Gold is overheated, and leverage in the US is at a record high: what this means for Bitcoin
Financial markets are sending alarming signals that directly affect the cryptocurrency ecosystem as well. Analyzing the current macroeconomic picture, I conclude that we are witnessing a unique combination of factors: the classic safe-haven asset — gold — appears overheated, while US markets are funded by record leverage. This combination creates an extremely fragile environment for all risk assets, including Bitcoin (BTC).
Gold Has Lost Its "Safe Haven" Status
My analysis shows that gold has transformed from a defensive asset into a speculative instrument. For the first time since 2007, its 180-day volatility is trading at a premium of approximately 2.3 times the volatility of the S&P 500 index. The last time such a situation occurred, it preceded the Great Recession. After peaking around $5,500 per ounce in February, the precious metal has corrected by roughly 30%, and the current bounce from the round level of $4,000 appears more technical than fundamental.
The key trigger for the reversal is the rise in yields on 30-year US Treasury bonds to nearly 5.2% in May, a high not seen since 2007. In such conditions, non-yielding assets like gold and Bitcoin find themselves at a clear disadvantage. The ratio of gold's price to its 60-month moving average stands at a high of 1.61, a classic indicator of overheating.
Record Leverage: A Ticking Time Bomb
An even more alarming signal is the unprecedented level of leveraged speculation in US markets. Assets under management for US leveraged and inverse ETFs have reached a record $208 billion. However, considering double and triple leverage, the real volume of positions exceeds $460 billion. The lion's share ($320 billion) consists of triple-leveraged funds. Since the beginning of April, this figure has grown by roughly $200 billion.
Positioning has become extremely one-sided: inverse funds, which profit from declines, account for only $27 billion. For comparison, during the bear market of 2022, the total exposure of such funds was merely a fraction of current levels. The leverage embedded in US markets has never been this extreme.
Both of these observations lead to one conclusion: markets are overloaded with bets on growth, and gold itself has turned from a traditional safe haven into a speculative asset.
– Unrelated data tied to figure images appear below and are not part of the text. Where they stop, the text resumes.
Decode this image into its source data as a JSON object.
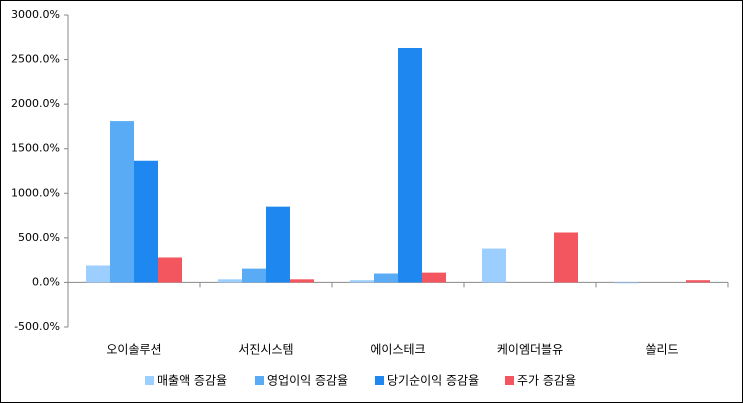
{
  "chart_data": {
    "type": "bar",
    "categories": [
      "오이솔루션",
      "서진시스템",
      "에이스테크",
      "케이엠더블유",
      "쏠리드"
    ],
    "series": [
      {
        "name": "매출액 증감율",
        "color": "#9ccfff",
        "values": [
          190,
          35,
          25,
          380,
          -10
        ]
      },
      {
        "name": "영업이익 증감율",
        "color": "#5aabf5",
        "values": [
          1810,
          155,
          100,
          null,
          null
        ]
      },
      {
        "name": "당기순이익 증감율",
        "color": "#1e88f0",
        "values": [
          1365,
          850,
          2630,
          null,
          null
        ]
      },
      {
        "name": "주가 증감율",
        "color": "#f4565f",
        "values": [
          280,
          35,
          110,
          560,
          25
        ]
      }
    ],
    "ylim": [
      -500,
      3000
    ],
    "yticks": [
      {
        "value": -500,
        "label": "-500.0%"
      },
      {
        "value": 0,
        "label": "0.0%"
      },
      {
        "value": 500,
        "label": "500.0%"
      },
      {
        "value": 1000,
        "label": "1000.0%"
      },
      {
        "value": 1500,
        "label": "1500.0%"
      },
      {
        "value": 2000,
        "label": "2000.0%"
      },
      {
        "value": 2500,
        "label": "2500.0%"
      },
      {
        "value": 3000,
        "label": "3000.0%"
      }
    ],
    "grid": false,
    "legend": "bottom"
  }
}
What Does This Mean for Bitcoin?
For Bitcoin, the signal is twofold. On one hand, if overheated markets with record leverage reverse downward, BTC, as a risk asset, could be caught in a wave of forced selling alongside equities. On the other hand, if faith in gold as a safe haven falters, some capital will sooner or later begin to seek a new refuge. And that is when Bitcoin, with its limited supply and growing institutional base, could capture this demand.
My expert opinion: The current market configuration resembles a taut string. Record leverage and overheated "safe havens" are classic harbingers of a sharp correction. For Bitcoin, the key will be not so much its movement in tandem with the stock market, but its ability to hold its ground in the event of panic and demonstrate the properties of a new digital safe haven.